A medida não é um pedido para retirar Gonet do comando da PGR. A OAB afirma que a providência tem caráter “estritamente processual e preventivo” e não representa uma conclusão sobre a conduta do procurador-geral. O objetivo declarado é evitar que ele ocupe simultaneamente a posição de autoridade chamada a se explicar e de representante do Ministério Público no julgamento dos mesmos fatos.
Fachin determinou que Gonet prestasse esclarecimentos, inclusive sobre medidas adotadas no exercício do controle externo da atividade policial. O presidente do Supremo também marcou para terça-feira (15) uma sessão extraordinária do plenário para discutir o relatório da Polícia Federal que reuniu mensagens de Vorcaro e autoridades.
O documento registra conversas em que Vorcaro tratava de caminhos para tentar impedir o avanço da Operação Compliance Zero.
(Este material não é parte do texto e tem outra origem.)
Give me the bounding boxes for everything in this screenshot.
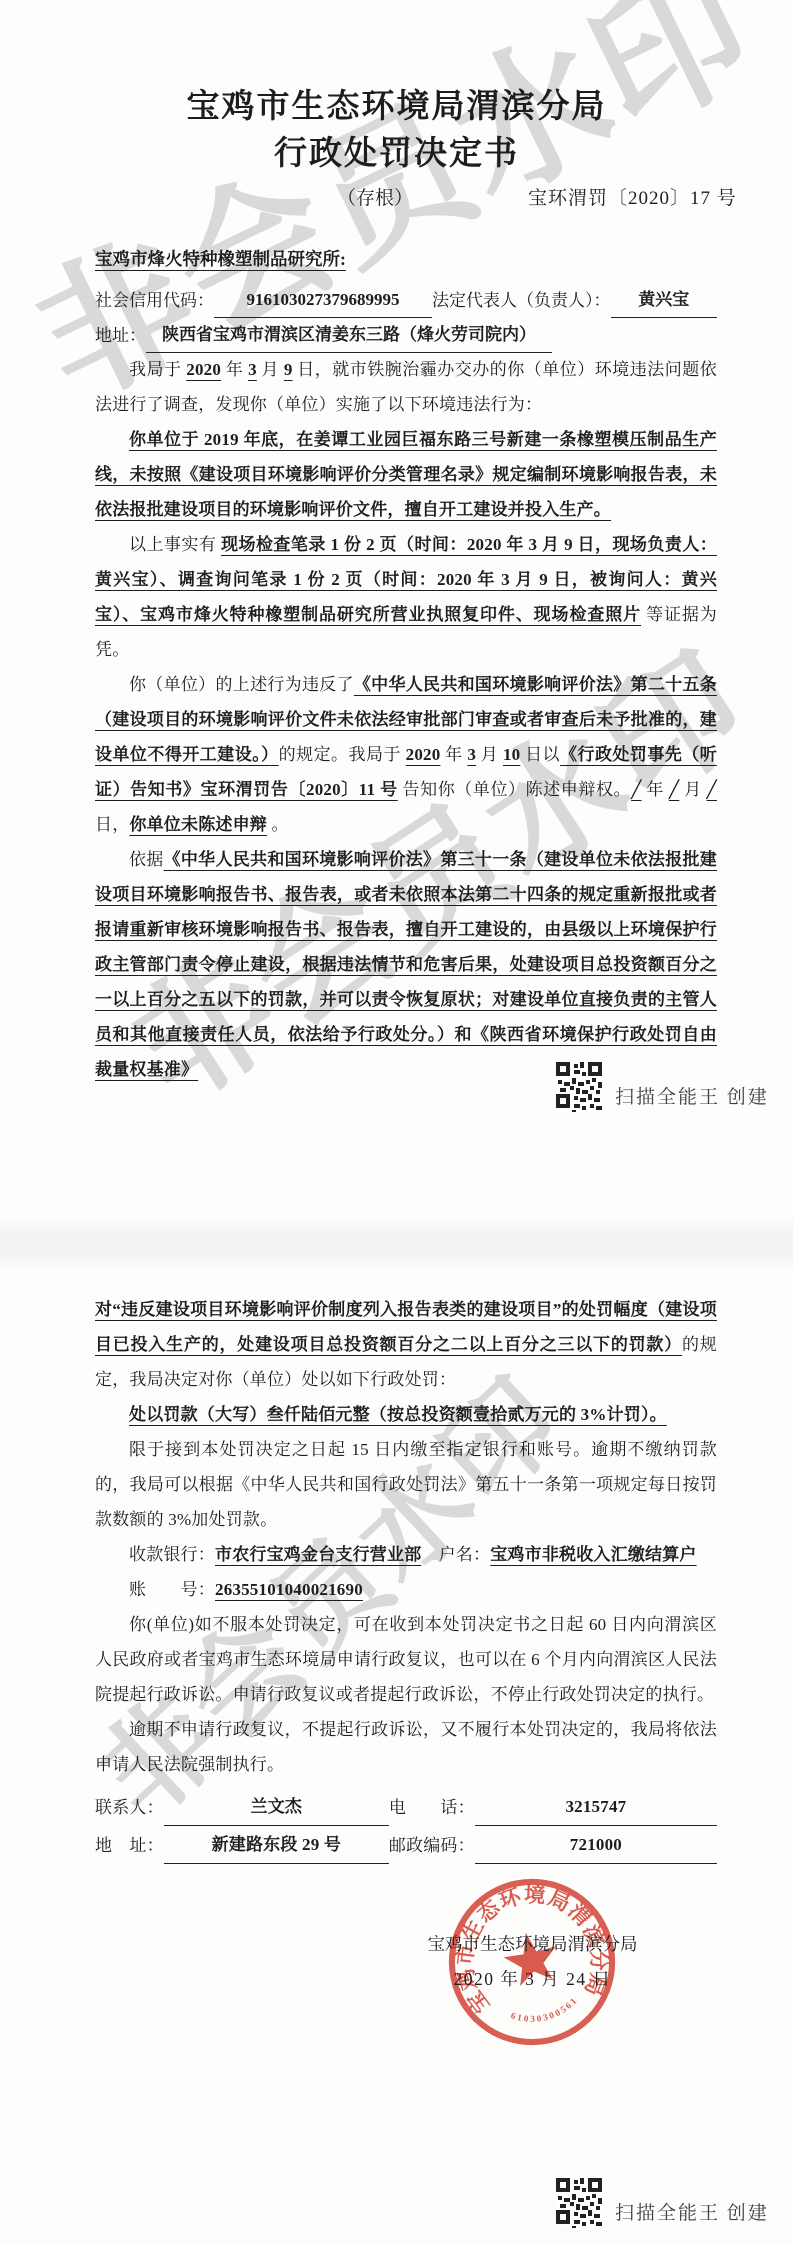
template-text: 日以 bbox=[520, 745, 560, 764]
template-text: 账 号： bbox=[129, 1580, 215, 1599]
office-address-label: 地 址： bbox=[95, 1827, 164, 1864]
template-text: 日， bbox=[95, 815, 129, 834]
phone-label: 电 话： bbox=[389, 1789, 475, 1826]
scanner-app-label: 扫描全能王 创建 bbox=[615, 1082, 769, 1112]
credit-code-row: 社会信用代码： 916103027379689995 法定代表人（负责人）： 黄… bbox=[95, 283, 717, 318]
template-text: 年 bbox=[642, 780, 669, 799]
filled-in-text: 你单位未陈述申辩 bbox=[129, 815, 267, 834]
body-page1: 我局于 2020 年 3 月 9 日，就市铁腕治霾办交办的你（单位）环境违法问题… bbox=[95, 352, 717, 1087]
qr-code-icon bbox=[556, 1062, 602, 1112]
document-title-line1: 宝鸡市生态环境局渭滨分局 bbox=[0, 84, 793, 131]
phone-value: 3215747 bbox=[475, 1788, 717, 1826]
contact-row: 联系人： 兰文杰 电 话： 3215747 bbox=[95, 1788, 717, 1826]
signing-agency: 宝鸡市生态环境局渭滨分局 bbox=[400, 1931, 665, 1956]
paragraph: 你单位于 2019 年底，在姜谭工业园巨福东路三号新建一条橡塑模压制品生产线，未… bbox=[95, 422, 717, 527]
contact-block: 联系人： 兰文杰 电 话： 3215747 地 址： 新建路东段 29 号 邮政… bbox=[95, 1788, 717, 1864]
template-text: 你(单位)如不服本处罚决定，可在收到本处罚决定书之日起 60 日内向渭滨区人民政… bbox=[95, 1615, 717, 1704]
contact-person-label: 联系人： bbox=[95, 1789, 164, 1826]
page-divider bbox=[0, 1214, 793, 1274]
address-row: 地址： 陕西省宝鸡市渭滨区清姜东三路（烽火劳司院内） bbox=[95, 318, 717, 353]
paragraph: 你（单位）的上述行为违反了《中华人民共和国环境影响评价法》第二十五条（建设项目的… bbox=[95, 667, 717, 842]
filled-in-text: 《中华人民共和国环境影响评价法》第三十一条（建设单位未依法报批建设项目环境影响报… bbox=[95, 850, 717, 1079]
template-text: 逾期不申请行政复议，不提起行政诉讼，又不履行本处罚决定的，我局将依法申请人民法院… bbox=[95, 1720, 717, 1774]
office-address-value: 新建路东段 29 号 bbox=[164, 1826, 389, 1864]
filled-in-text: ╱ bbox=[707, 780, 717, 799]
signing-date: 2020 年 3 月 24 日 bbox=[400, 1966, 665, 1991]
template-text: 月 bbox=[476, 745, 503, 764]
template-text: 。 bbox=[267, 815, 289, 834]
paragraph: 限于接到本处罚决定之日起 15 日内缴至指定银行和账号。逾期不缴纳罚款的，我局可… bbox=[95, 1432, 717, 1537]
contact-person-value: 兰文杰 bbox=[164, 1788, 389, 1826]
body-page2: 对“违反建设项目环境影响评价制度列入报告表类的建设项目”的处罚幅度（建设项目已投… bbox=[95, 1292, 717, 1864]
filled-in-text: 10 bbox=[503, 745, 520, 764]
filled-in-text: 3 bbox=[467, 745, 476, 764]
stub-label: （存根） bbox=[337, 183, 413, 210]
template-text: 年 bbox=[221, 360, 248, 379]
paragraph: 处以罚款（大写）叁仟陆佰元整（按总投资额壹拾贰万元的 3%计罚）。 bbox=[95, 1397, 717, 1432]
address-value: 陕西省宝鸡市渭滨区清姜东三路（烽火劳司院内） bbox=[146, 318, 552, 353]
official-seal: 宝鸡市生态环境局渭滨分局 6103030056161 bbox=[428, 1858, 637, 2067]
document-number: 宝环渭罚〔2020〕17 号 bbox=[528, 183, 737, 210]
template-text: 你（单位）的上述行为违反了 bbox=[129, 675, 354, 694]
document-title: 宝鸡市生态环境局渭滨分局 行政处罚决定书 bbox=[0, 84, 793, 178]
template-text: 月 bbox=[679, 780, 706, 799]
recipient-info: 社会信用代码： 916103027379689995 法定代表人（负责人）： 黄… bbox=[95, 283, 717, 353]
template-text: 我局于 bbox=[129, 360, 186, 379]
filled-in-text: 处以罚款（大写）叁仟陆佰元整（按总投资额壹拾贰万元的 3%计罚）。 bbox=[129, 1405, 667, 1424]
paragraph: 我局于 2020 年 3 月 9 日，就市铁腕治霾办交办的你（单位）环境违法问题… bbox=[95, 352, 717, 422]
legal-rep-value: 黄兴宝 bbox=[611, 283, 718, 318]
template-text: 月 bbox=[257, 360, 284, 379]
paragraph: 对“违反建设项目环境影响评价制度列入报告表类的建设项目”的处罚幅度（建设项目已投… bbox=[95, 1292, 717, 1397]
paragraph: 你(单位)如不服本处罚决定，可在收到本处罚决定书之日起 60 日内向渭滨区人民政… bbox=[95, 1607, 717, 1712]
scanned-document-page: 非会员水印 非会员水印 非会员水印 宝鸡市生态环境局渭滨分局 行政处罚决定书 （… bbox=[0, 0, 793, 2244]
filled-in-text: 2020 bbox=[406, 745, 441, 764]
template-text: 的规定。我局于 bbox=[279, 745, 406, 764]
filled-in-text: ╱ bbox=[631, 780, 641, 799]
legal-rep-label: 法定代表人（负责人）： bbox=[432, 284, 611, 318]
filled-in-text: ╱ bbox=[669, 780, 679, 799]
template-text: 告知你（单位）陈述申辩权。 bbox=[398, 780, 631, 799]
template-text: 以上事实有 bbox=[129, 535, 221, 554]
template-text: 依据 bbox=[129, 850, 164, 869]
filled-in-text: 对“违反建设项目环境影响评价制度列入报告表类的建设项目”的处罚幅度（建设项目已投… bbox=[95, 1300, 717, 1354]
paragraph: 收款银行：市农行宝鸡金台支行营业部 户名：宝鸡市非税收入汇缴结算户 bbox=[95, 1537, 717, 1572]
template-text: 收款银行： bbox=[129, 1545, 215, 1564]
contact-row: 地 址： 新建路东段 29 号 邮政编码： 721000 bbox=[95, 1826, 717, 1864]
postcode-label: 邮政编码： bbox=[389, 1827, 475, 1864]
filled-in-text: 26355101040021690 bbox=[215, 1580, 363, 1599]
qr-code-icon bbox=[556, 2178, 602, 2228]
credit-code-value: 916103027379689995 bbox=[214, 283, 432, 318]
filled-in-text: 你单位于 2019 年底，在姜谭工业园巨福东路三号新建一条橡塑模压制品生产线，未… bbox=[95, 430, 717, 519]
paragraph: 账 号：26355101040021690 bbox=[95, 1572, 717, 1607]
filled-in-text: 3 bbox=[248, 360, 257, 379]
scanner-app-label: 扫描全能王 创建 bbox=[615, 2198, 769, 2228]
template-text: 户名： bbox=[421, 1545, 490, 1564]
scanner-footer: 扫描全能王 创建 bbox=[556, 2178, 769, 2228]
recipient-name: 宝鸡市烽火特种橡塑制品研究所: bbox=[95, 246, 346, 271]
paragraph: 逾期不申请行政复议，不提起行政诉讼，又不履行本处罚决定的，我局将依法申请人民法院… bbox=[95, 1712, 717, 1782]
template-text: 限于接到本处罚决定之日起 15 日内缴至指定银行和账号。逾期不缴纳罚款的，我局可… bbox=[95, 1440, 717, 1529]
paragraph: 依据《中华人民共和国环境影响评价法》第三十一条（建设单位未依法报批建设项目环境影… bbox=[95, 842, 717, 1087]
filled-in-text: 市农行宝鸡金台支行营业部 bbox=[215, 1545, 421, 1564]
template-text: 年 bbox=[440, 745, 467, 764]
paragraph: 以上事实有 现场检查笔录 1 份 2 页（时间：2020 年 3 月 9 日，现… bbox=[95, 527, 717, 667]
address-label: 地址： bbox=[95, 319, 146, 353]
credit-code-label: 社会信用代码： bbox=[95, 284, 214, 318]
scanner-footer: 扫描全能王 创建 bbox=[556, 1062, 769, 1112]
filled-in-text: 2020 bbox=[186, 360, 221, 379]
filled-in-text: 9 bbox=[284, 360, 293, 379]
document-title-line2: 行政处罚决定书 bbox=[0, 131, 793, 178]
filled-in-text: 宝鸡市非税收入汇缴结算户 bbox=[490, 1545, 696, 1564]
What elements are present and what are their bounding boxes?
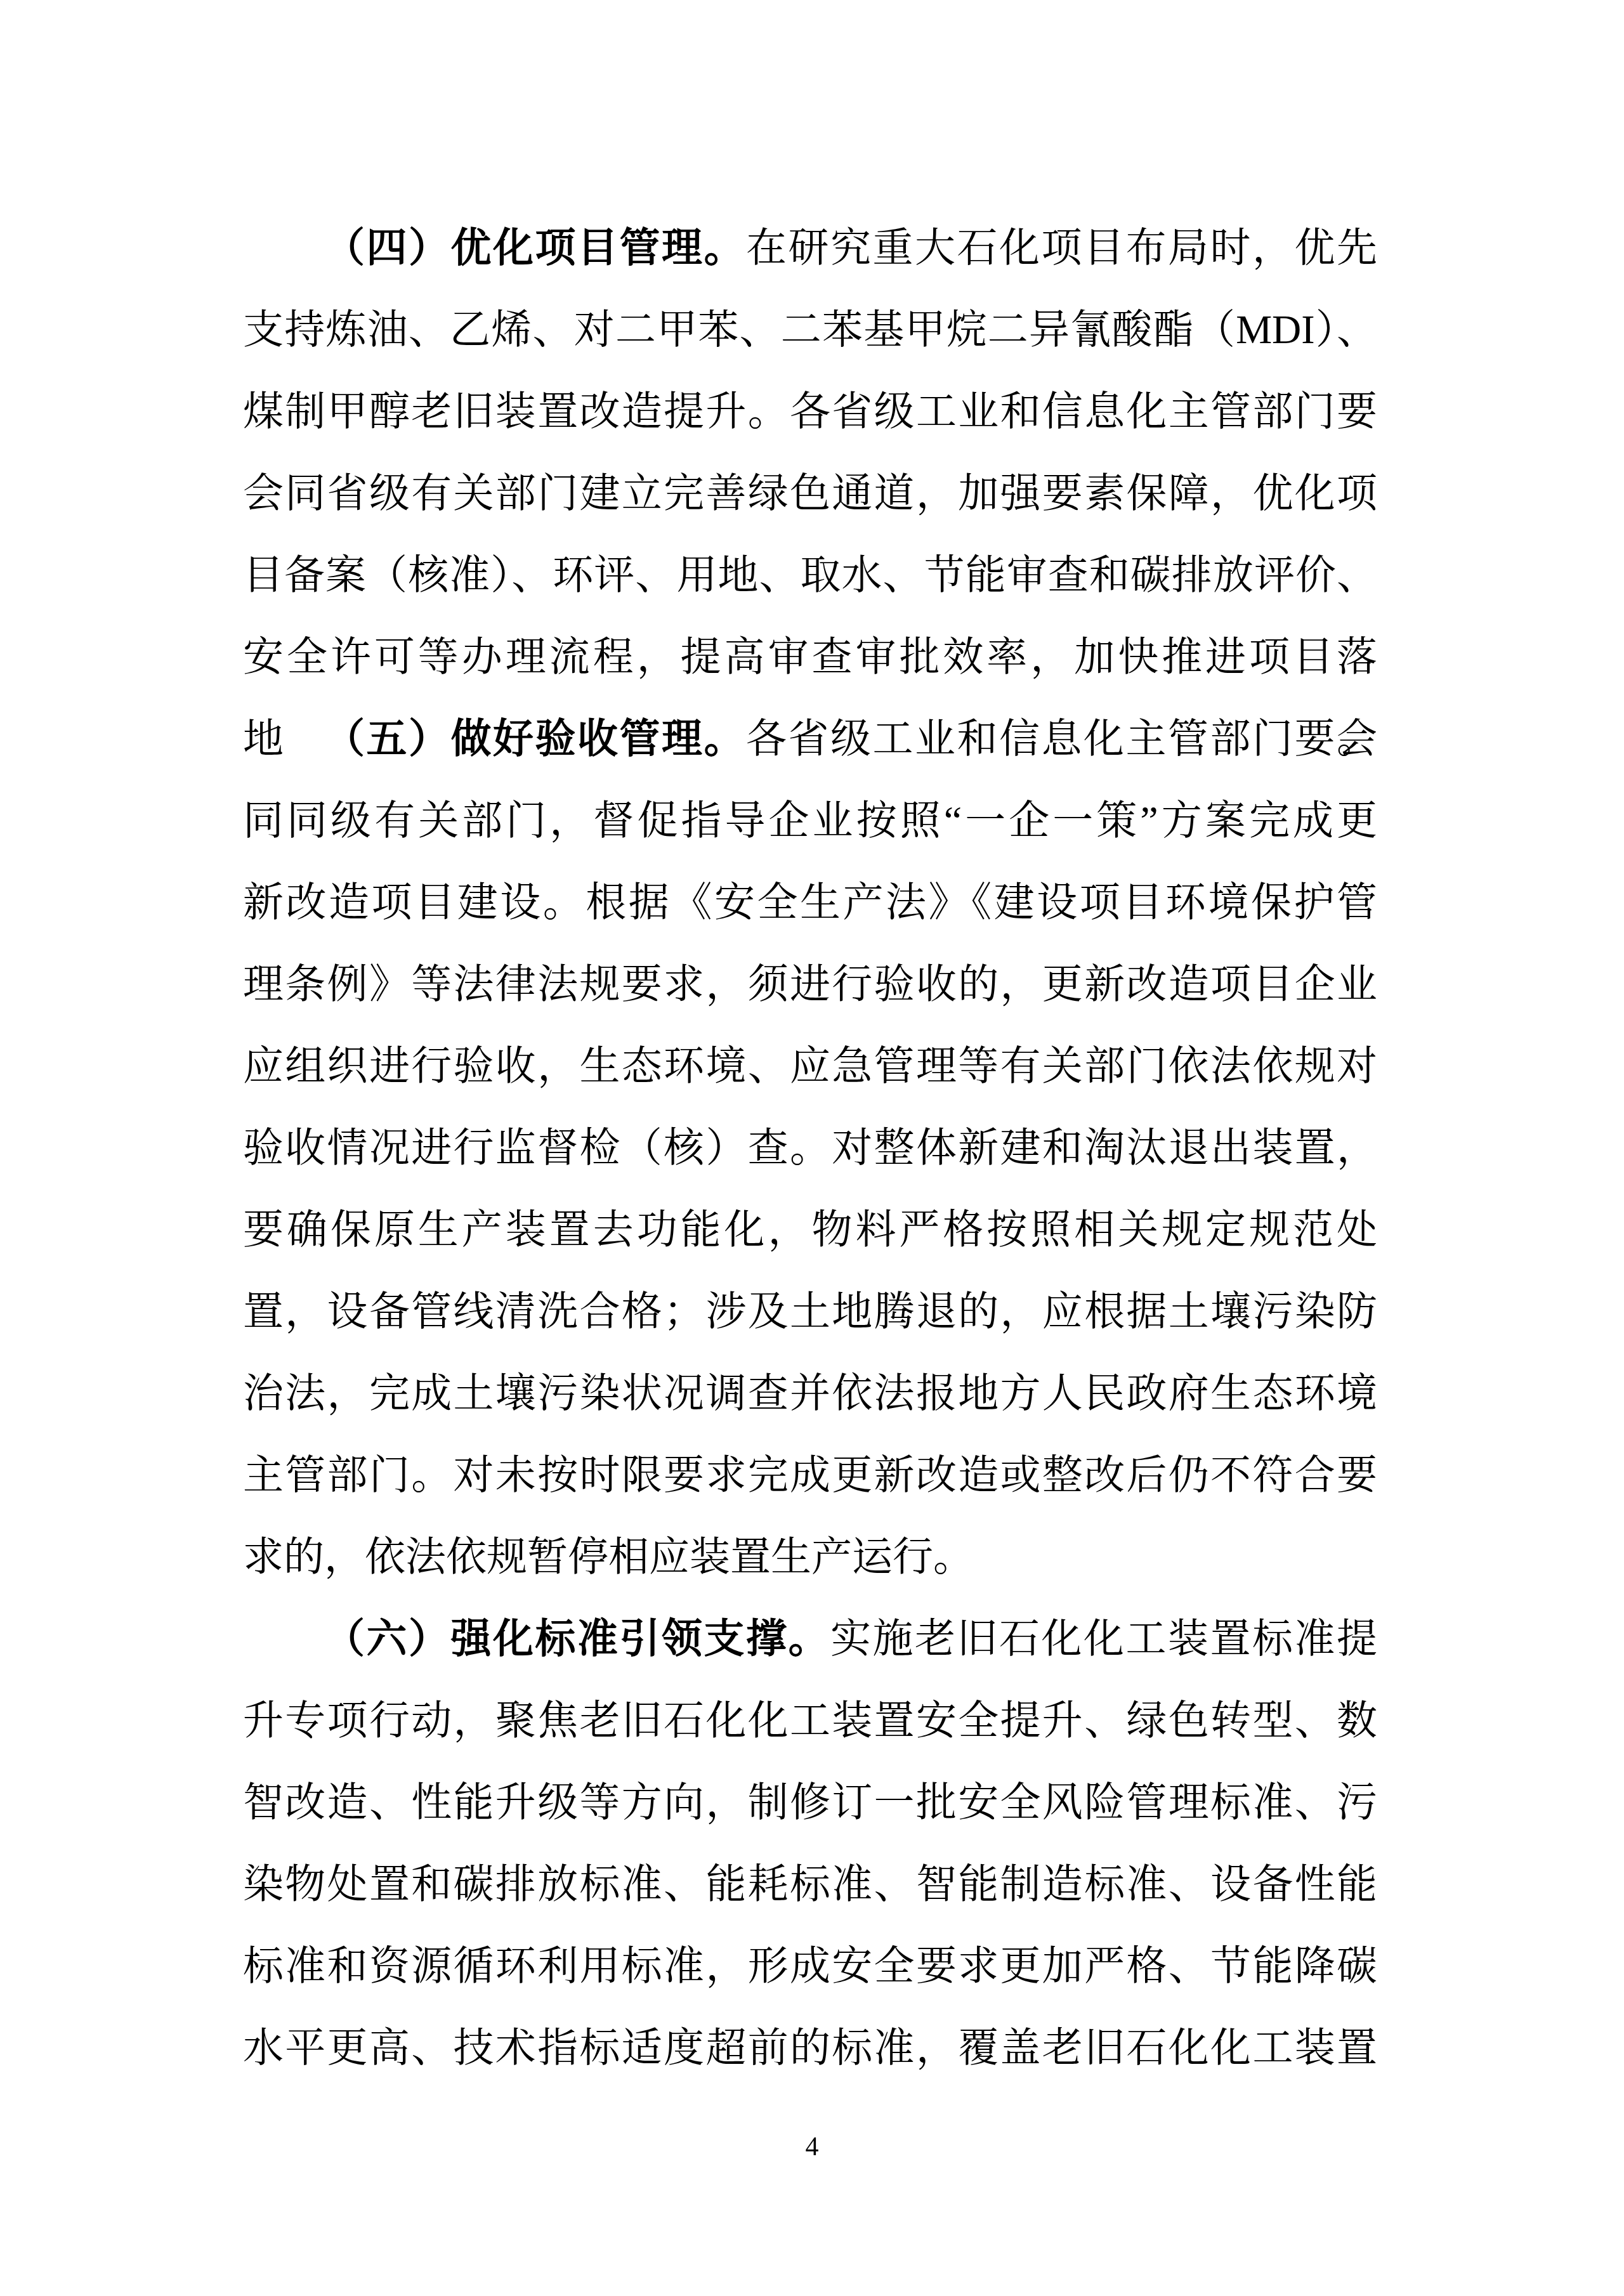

Em uma delas, o banqueiro pergunta se seria possível “reverter isso com Paulo ou Andrei?”. Investigadores interpretaram “Paulo” como uma referência a Gonet. O relatório também reúne contatos do procurador-geral com Vorcaro, alguns intermediados pelo advogado Ciro Soares.

As relações descritas nas mensagens já provocaram uma série de questionamentos sobre a atuação da PGR no caso Master. Gonet e familiares aparecem diversas vezes no material analisado pela PF, embora a existência das referências, por si só, não comprove irregularidade. O procurador-geral nega ter mantido relação financeira, contratual ou profissional com Vorcaro.
Antes do pedido da OAB, Gonet havia defendido o arquivamento do relatório sob o argumento de que André Mendonça determinou sua produção de maneira ilegal. Fachin suspendeu temporariamente a tramitação da Petição 16.662, aberta de ofício por Mendonça após a entrega do documento policial.
A Ordem também pediu que sejam instaurados os procedimentos necessários para apurar eventuais crimes relacionados ao conjunto de fatos. Nesse ponto, a entidade não individualizou acusações contra Gonet, Moraes ou Mendonça. O pedido agora será analisado no contexto das medidas adotadas por Fachin para concentrar na Presidência do STF os desdobramentos da crise.